The reader is also referred to Chap. 1 of this book.

2.3 Pulmonary Dysfunction

Radiation to the lung appears to have the most significant impact upon the lung; survivors can develop chronic pulmonary conditions such as chronic cough, oxygen need, lung fibrosis, and recurrent pneumonia. Compared to their siblings, patients after lung irradiation with 15 to ≤25 Gy have a 6.2–11.0 increased risk to develop lung fibrosis and a 2.9–3.1 increased risk for recurrent pneumonia [53].

The reader is also referred to Chap. 6 of this book.

2.4 Endocrinopathies

2.4.1 Fertility Impairment

RT and chemotherapy can both have an effect on the fertility of men and women, depending upon RT dose and cumulative dose of chemotherapy. In men, radiation doses of ≤1.2 Gy are associated with a reduced chance of recovery of spermatogenesis. In women treated at age 15–40 years, ovarian doses of 2.5–5 Gy will lead to permanent ovarian failure in 30–40% [54]. The risk for infertility after chemotherapy depends on the cumulative dose of alkylating agents. In men, procarbazine causes a high and dose-related incidence of testicular dysfunction in prepubertal as well as in pubertal boys affecting Leydig cell function and spermatogenesis, mostly resulting in azoospermia [28]. Woman appear to be less affected [55] but are at risk for premature ovarian insufficiency [56, 57].

The reader is also referred to the Chaps. 9, 10, 12 of this book.

2.4.2 Thyroid Dysfunction

Long-term risk in pediatric HL survivors to develop hypothyroidism can be 40% or higher after RT to the neck region [40, 58]. The risk of hypothyroidism after RT is dose related. Adult HL patients showed a risk of 70.8% to develop hypothyroidism, if the thyroid gland volume receiving 30 Gy was greater than 62.5% [54].

The reader is also referred to Chap. 8 of this book.

2.5 Other Late Effects

Fatigue is common after HL and local atrophy of muscle and connective tissue may occur. An increased risk of diabetes has been described [54]. Patients after splenectomy for staging are at risk for severe infections [59].
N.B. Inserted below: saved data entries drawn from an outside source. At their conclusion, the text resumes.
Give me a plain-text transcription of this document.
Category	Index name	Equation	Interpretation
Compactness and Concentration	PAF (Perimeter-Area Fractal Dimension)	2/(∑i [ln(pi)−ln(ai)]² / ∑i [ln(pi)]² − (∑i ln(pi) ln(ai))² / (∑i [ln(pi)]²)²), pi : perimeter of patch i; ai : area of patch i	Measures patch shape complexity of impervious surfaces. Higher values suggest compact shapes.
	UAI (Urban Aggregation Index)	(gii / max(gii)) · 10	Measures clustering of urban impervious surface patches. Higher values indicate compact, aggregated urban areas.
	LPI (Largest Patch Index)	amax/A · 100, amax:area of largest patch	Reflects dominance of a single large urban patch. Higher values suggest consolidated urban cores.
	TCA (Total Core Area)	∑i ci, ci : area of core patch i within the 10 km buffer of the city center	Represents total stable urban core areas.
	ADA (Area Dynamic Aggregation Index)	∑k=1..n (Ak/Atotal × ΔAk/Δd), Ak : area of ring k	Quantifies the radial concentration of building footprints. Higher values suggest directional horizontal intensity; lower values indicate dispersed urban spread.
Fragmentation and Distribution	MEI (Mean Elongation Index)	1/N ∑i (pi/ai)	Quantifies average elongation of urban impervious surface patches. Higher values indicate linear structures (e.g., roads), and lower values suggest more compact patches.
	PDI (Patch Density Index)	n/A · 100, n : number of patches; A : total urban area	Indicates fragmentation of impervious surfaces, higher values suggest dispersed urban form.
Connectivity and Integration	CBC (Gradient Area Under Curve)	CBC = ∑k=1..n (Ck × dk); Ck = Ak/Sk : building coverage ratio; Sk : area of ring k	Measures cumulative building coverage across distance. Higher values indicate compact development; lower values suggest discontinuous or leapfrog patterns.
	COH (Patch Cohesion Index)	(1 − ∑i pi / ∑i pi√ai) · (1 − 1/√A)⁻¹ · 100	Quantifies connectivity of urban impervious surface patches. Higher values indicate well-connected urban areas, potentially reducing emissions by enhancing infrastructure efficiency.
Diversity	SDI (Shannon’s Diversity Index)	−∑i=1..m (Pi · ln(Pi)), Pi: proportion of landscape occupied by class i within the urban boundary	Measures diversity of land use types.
3 Recommendation for Follow-Up Exams After Treatment of Hodgkin Lymphoma in Childhood and Adolescence

Lifelong regular follow-up exams according to the risk given by the individual treatment are recommended as given in Table 22.2. Recent evidence-based follow-up recommendations by organ at risk can be reviewed at www.ighg.org, at the homepage of the Children’s Oncology Group (COG) (http://www.survivorshipguidelines.org/) and at the LESS group homepage (www.nachsorge-ist-vorsorge.de) in Germany.

Table 22.2 Recommendation for risk-adapted follow-up care in long-term survivors after Hodgkin lymphoma in childhood and adolescence

4 Psychosocial Follow-Up

The reader is also referred to the guidelines prepared by the PSAPOH (Psychosoziale Arbeitsgruppe in der Pädiatrischen Onkologie und Hämatologie) for the psychosocial care of childhood and adolescent cancer patients, even if the main focus is on acute care (www.awmf.org/leitlinien/detail/ll/025-002.html).